As long as the timing requirements are satisfied, the plan-related information and investment-related information can be included in the SPD or benefit statements. The quarterly expense information can be included with the benefit statements.
Changes to Information in the Disclosures
If there are any changes to the information provided in the participant disclosures, the plan administrator must provide a description of the changes between 90 and 30 days in advance of the effective date of the change, unless the plan administrator is unable to provide advance due to circumstances beyond the plan administrator’s control, in which case the notice must be provided as soon as practicable.

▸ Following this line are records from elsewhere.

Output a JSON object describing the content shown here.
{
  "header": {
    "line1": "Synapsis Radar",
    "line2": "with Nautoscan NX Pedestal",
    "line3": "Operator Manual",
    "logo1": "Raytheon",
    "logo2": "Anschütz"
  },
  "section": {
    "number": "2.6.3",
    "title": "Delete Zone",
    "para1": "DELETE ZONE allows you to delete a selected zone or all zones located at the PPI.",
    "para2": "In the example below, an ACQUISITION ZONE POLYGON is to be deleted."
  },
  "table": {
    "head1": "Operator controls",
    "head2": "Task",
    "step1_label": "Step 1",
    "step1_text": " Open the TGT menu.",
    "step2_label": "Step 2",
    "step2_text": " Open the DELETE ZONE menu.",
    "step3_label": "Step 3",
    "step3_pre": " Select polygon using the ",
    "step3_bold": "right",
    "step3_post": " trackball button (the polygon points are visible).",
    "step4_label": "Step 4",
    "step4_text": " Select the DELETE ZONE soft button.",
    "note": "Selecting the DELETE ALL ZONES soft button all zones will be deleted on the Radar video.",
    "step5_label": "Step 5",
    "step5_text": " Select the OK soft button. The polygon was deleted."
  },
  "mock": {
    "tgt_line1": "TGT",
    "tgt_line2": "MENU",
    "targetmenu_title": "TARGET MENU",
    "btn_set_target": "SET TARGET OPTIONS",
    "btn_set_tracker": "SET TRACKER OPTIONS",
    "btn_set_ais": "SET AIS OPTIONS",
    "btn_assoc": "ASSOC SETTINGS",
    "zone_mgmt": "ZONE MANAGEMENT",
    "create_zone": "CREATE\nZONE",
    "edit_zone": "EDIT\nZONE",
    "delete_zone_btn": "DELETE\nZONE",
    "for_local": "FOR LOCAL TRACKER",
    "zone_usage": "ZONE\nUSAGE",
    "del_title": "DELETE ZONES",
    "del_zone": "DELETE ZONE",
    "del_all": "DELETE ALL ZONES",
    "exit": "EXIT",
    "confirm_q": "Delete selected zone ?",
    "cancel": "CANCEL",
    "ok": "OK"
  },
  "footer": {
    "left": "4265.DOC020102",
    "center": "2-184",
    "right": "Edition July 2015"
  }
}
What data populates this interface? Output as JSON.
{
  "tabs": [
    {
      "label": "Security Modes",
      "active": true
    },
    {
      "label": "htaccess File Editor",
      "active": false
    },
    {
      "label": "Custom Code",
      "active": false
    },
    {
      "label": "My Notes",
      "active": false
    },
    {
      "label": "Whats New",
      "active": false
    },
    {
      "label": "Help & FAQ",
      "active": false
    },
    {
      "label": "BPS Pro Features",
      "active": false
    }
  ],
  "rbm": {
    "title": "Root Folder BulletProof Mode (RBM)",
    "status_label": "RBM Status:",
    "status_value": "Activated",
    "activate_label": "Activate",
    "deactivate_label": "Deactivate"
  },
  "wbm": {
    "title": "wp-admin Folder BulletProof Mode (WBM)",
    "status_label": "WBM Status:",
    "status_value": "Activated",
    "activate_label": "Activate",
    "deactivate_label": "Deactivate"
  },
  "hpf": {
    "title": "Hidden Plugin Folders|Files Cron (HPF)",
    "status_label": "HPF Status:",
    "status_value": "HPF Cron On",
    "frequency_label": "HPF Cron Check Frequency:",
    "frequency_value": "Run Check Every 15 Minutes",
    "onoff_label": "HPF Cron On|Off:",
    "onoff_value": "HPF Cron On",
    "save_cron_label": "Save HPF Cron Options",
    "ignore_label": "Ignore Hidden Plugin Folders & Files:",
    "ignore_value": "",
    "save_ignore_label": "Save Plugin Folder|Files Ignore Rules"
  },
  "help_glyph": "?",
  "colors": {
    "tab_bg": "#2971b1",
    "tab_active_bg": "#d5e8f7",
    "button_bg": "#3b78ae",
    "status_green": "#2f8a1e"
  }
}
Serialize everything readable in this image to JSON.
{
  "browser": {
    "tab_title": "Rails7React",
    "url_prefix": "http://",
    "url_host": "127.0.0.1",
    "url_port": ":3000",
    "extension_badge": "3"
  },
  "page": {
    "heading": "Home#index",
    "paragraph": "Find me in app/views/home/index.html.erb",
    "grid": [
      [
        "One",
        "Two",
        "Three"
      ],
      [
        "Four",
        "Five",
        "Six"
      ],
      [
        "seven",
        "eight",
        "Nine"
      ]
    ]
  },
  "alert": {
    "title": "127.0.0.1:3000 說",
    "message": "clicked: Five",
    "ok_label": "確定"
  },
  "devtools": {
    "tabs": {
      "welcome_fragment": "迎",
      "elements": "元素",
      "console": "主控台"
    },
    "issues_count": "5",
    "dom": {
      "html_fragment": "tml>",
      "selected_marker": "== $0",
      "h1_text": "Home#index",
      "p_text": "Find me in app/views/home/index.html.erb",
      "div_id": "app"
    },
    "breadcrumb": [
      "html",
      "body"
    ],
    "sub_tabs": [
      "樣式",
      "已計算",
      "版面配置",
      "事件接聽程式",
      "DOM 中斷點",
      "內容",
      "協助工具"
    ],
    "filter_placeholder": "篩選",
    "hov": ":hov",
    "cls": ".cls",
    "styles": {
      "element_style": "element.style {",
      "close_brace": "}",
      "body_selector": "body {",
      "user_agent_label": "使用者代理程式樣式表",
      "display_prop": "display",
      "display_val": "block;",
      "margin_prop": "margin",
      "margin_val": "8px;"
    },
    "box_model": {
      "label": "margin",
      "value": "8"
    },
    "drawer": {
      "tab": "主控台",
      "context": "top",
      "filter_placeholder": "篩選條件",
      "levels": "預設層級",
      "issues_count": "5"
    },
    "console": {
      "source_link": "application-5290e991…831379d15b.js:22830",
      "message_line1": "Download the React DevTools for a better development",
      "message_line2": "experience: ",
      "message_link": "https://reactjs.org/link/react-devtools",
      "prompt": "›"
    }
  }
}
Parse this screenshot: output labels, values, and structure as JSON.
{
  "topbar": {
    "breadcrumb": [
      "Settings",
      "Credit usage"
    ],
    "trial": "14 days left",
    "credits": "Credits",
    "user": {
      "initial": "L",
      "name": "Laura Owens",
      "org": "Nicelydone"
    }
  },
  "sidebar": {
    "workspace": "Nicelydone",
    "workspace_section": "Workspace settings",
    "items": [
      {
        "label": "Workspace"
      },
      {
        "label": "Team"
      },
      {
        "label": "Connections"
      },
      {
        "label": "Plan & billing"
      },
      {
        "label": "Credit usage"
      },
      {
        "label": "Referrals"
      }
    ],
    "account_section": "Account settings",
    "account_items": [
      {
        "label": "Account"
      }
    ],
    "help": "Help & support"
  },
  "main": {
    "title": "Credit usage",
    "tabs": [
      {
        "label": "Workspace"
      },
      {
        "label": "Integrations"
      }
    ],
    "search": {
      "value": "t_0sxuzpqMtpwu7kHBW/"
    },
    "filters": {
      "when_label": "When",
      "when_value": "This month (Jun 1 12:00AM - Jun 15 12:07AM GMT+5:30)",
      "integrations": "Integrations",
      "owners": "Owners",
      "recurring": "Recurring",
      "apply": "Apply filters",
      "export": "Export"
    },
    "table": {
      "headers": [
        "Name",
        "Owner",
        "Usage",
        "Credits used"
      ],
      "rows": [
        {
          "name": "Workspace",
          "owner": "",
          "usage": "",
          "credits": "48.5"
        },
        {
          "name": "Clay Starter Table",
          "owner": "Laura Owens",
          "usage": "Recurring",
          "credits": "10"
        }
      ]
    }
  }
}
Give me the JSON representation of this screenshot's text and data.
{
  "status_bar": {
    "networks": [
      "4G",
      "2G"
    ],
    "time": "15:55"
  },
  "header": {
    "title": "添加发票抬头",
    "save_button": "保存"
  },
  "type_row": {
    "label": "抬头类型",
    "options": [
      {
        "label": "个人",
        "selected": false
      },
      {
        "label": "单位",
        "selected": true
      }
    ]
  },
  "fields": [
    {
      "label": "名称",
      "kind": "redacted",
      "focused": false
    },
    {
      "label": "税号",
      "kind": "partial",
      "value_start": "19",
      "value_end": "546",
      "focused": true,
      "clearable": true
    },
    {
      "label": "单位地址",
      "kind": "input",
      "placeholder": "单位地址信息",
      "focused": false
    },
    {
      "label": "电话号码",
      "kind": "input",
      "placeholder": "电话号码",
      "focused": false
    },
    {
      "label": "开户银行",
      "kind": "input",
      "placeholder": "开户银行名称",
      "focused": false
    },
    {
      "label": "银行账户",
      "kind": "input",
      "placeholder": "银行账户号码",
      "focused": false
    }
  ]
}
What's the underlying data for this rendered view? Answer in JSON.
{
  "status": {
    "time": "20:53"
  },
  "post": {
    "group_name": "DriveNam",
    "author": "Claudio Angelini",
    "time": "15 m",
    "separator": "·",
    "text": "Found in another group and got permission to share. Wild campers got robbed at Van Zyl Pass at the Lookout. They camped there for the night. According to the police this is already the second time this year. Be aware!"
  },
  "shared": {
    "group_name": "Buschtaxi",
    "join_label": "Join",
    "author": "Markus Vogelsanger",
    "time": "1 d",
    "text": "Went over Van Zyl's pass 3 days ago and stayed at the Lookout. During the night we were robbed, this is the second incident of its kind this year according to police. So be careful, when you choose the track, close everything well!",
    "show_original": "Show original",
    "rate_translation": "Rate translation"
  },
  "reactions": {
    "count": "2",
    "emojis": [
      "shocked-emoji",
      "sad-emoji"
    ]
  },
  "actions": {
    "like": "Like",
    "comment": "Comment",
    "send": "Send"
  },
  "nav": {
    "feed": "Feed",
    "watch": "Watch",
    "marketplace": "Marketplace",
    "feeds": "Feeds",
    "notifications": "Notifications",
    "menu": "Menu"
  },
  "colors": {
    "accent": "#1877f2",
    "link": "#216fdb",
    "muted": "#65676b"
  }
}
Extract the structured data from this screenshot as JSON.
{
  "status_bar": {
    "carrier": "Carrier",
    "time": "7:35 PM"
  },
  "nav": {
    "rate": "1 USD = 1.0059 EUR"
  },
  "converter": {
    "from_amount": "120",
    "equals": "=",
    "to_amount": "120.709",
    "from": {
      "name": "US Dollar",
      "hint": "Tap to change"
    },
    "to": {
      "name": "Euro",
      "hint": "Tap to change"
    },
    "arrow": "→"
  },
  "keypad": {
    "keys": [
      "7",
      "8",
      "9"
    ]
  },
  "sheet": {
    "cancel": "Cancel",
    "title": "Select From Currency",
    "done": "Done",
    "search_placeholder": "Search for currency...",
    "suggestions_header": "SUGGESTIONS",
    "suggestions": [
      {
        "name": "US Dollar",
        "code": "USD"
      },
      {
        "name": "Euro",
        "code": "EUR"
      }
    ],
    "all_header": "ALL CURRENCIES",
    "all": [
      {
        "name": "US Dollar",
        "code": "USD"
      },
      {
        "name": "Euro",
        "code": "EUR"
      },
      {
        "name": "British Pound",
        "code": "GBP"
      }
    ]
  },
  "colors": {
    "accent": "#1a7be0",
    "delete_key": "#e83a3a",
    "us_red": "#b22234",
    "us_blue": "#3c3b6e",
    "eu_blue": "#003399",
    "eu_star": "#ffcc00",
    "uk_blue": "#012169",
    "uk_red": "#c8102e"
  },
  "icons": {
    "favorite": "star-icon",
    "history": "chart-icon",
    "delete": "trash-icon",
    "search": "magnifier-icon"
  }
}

Special Rules for Certain Investment Alternatives
The Department of Labor recognizes that certain information required in the new disclosures is not available for each type of investment alternative. As a result, there are certain exemptions or additional disclosure requirements for investment alternatives that were designed to invest primarily in employer securities, that are annuities or similar products or that provide a fixed investment return.
In many cases, investment alternatives designed to investment primarily in employer securities are exempt from certain investment-related disclosures if participants receive actual shares rather than units under the investment alternative. In lieu of these investment disclosures, the plan administrator must provide an explanation about the importance of a well-balanced portfolio.
Investment alternatives that are annuities or that provide for a fixed return are exempt from several investment-related disclosures but must instead provide additional information about the investment alternative.
Other Disclosures to Participants
In addition to the regular annual and quarterly disclosures, if voting or similar rights are passed through to participants, any related materials that are provided to the plan must be provided to the participants who are invested in the relevant investment alternatives. These materials can be provided to a participant after he or she invests in the investment alternative.
The plan must also make several materials available upon request from plan participants. These materials include, among other things, prospectuses, financial statements, lists of assets in the portfolios of particular investment alternatives and the value of shares or units in particular investment alternatives. As an alternative to offering these items upon request, employers can make these items available at the same time as the initial and annual disclosures.
One important change from the previous Section 404(c) disclosure rules is that the plan is no longer required to automatically provide a copy of the prospectus for a publicly traded investment alternative, such as a mutual fund, the first time a participant invests in the fund. Under the new regulations, prospectuses are now only required to be provided upon request.
The first disclosures under the final regulations must be distributed in less than one year (by May 31, 2012) for calendar year plans. Preparing these disclosures will require significant work in advance of the initial deadline. Plan fiduciaries also will need to review and analyze the information provided by the plan’s service providers under the ERISA Section 408(b)(2) regulations, which, as we mentioned previously, we will discuss in a separate client alert.